The power of attorney allows you to act on behalf of the person granting you power of attorney. The document that grants you power of attorney will usually specify what actions you can take on behalf of another person and how long your power of attorney will last. A power of attorney can grant only a few specific powers, or it can grant broad, general powers.
Validity of Will
In order for a will to be valid, it must be signed by the testator, or the person making the will. All states also require the testator's signature to be witnessed by at least two witnesses; Vermont requires three witnesses, and Louisiana requires a notary in addition to two witnesses. In all states, the testator must sign her own will or the court will declare the will invalid.
When a probate court considers the validity of a will, it is usually considering whether or not the testator, or person making the will, had the capacity to make the will. The testator's signature on a will is considered evidence that the will is genuine, not a forgery. Without the testator's signature or with the signature of another person, like a power of attorney, the probate court is far more likely to consider the will a forgery.
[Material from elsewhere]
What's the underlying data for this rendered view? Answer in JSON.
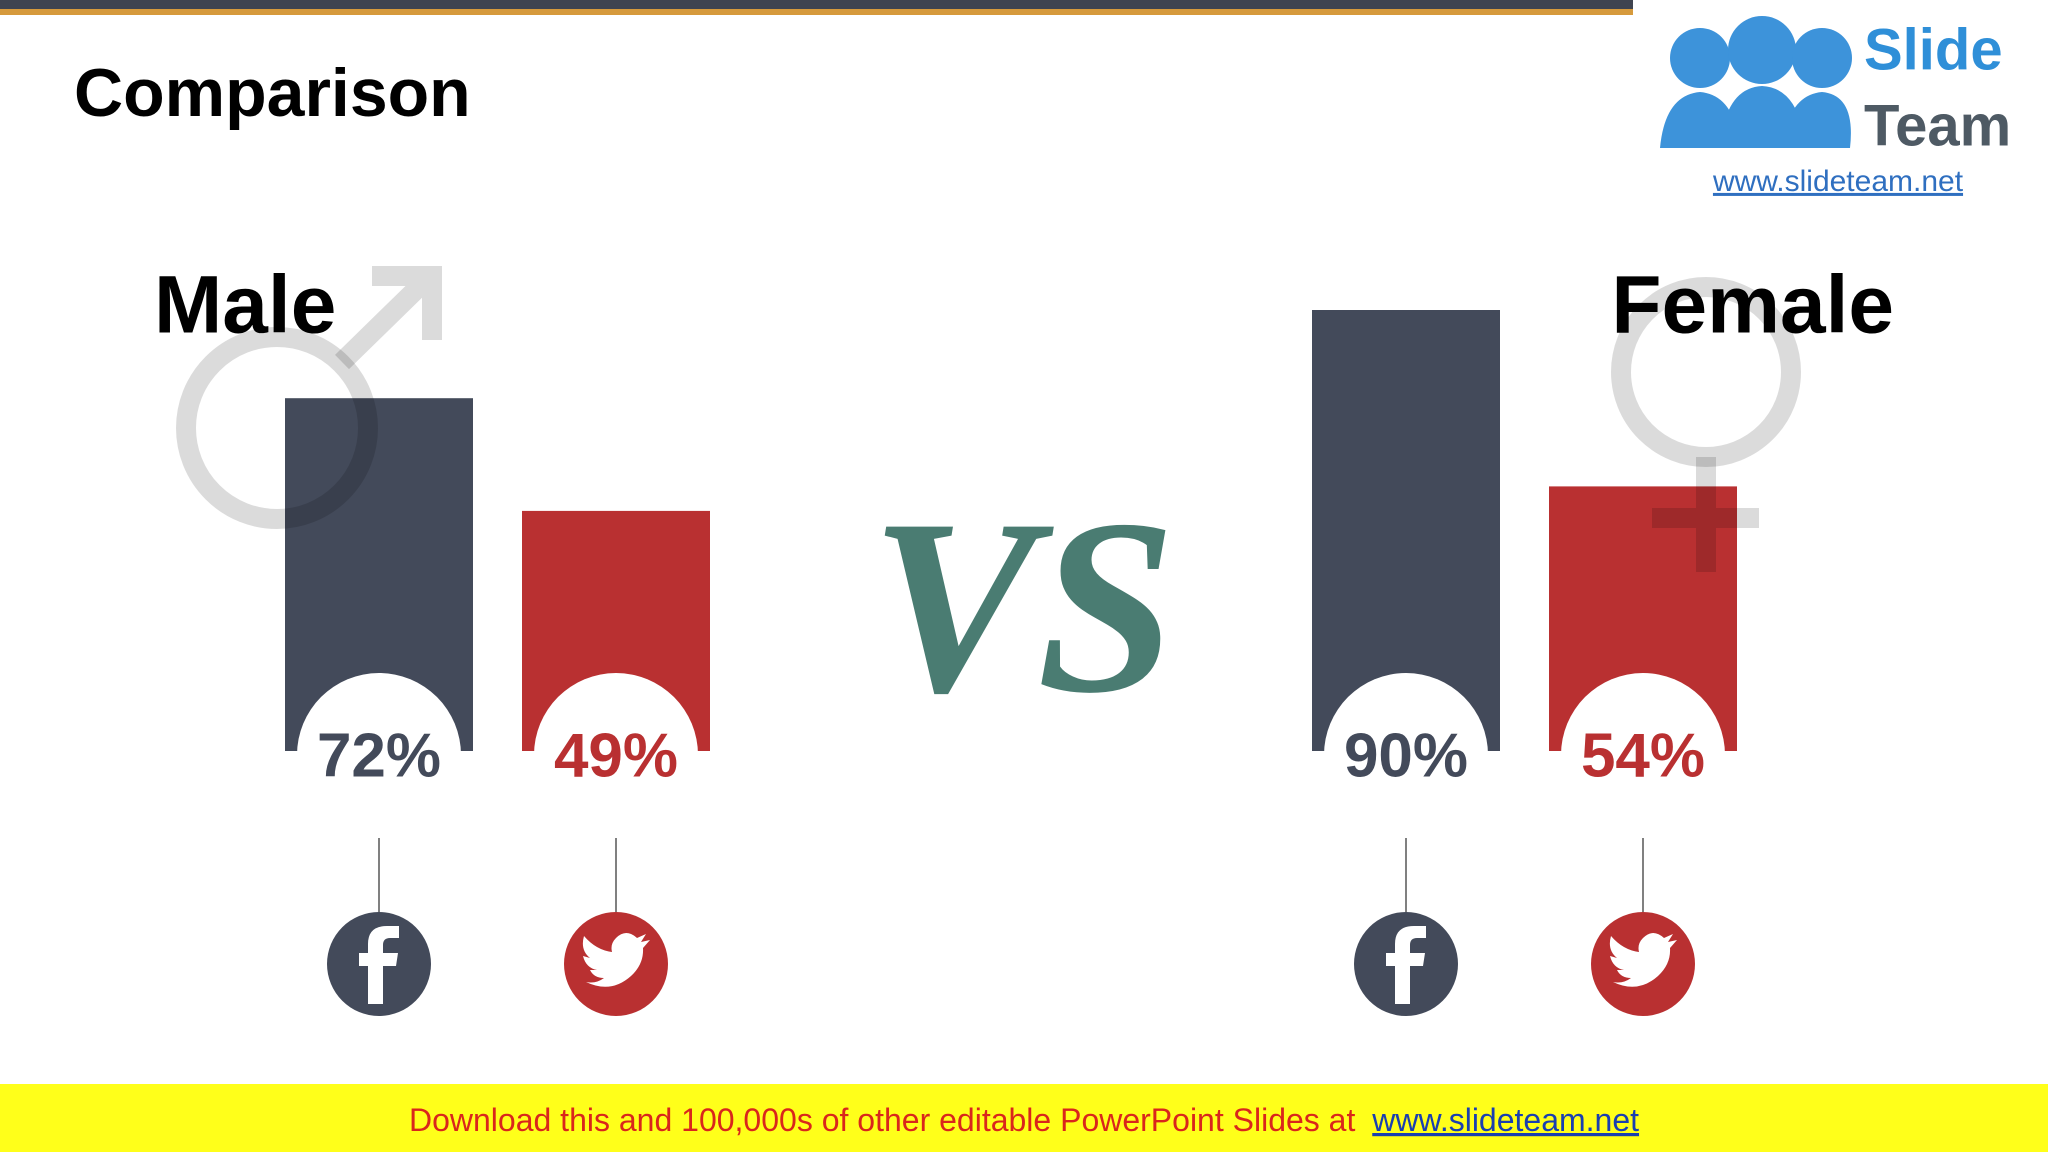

A handful of states recognize one exception, in extremely limited circumstances, for the rule that only the testator can sign his will. These states recognize nuncupative, or oral, wills. Even in these states, however, nuncupative wills can only be used in very specific circumstances, must be witnessed by at least two people, and must be reduced to writing and signed by the witnesses shortly after the testator passes away. If a person with power of attorney is one of the witnesses to a nuncupative will, she may sign the written version of that will as a witness, but she may not sign on behalf of the testator.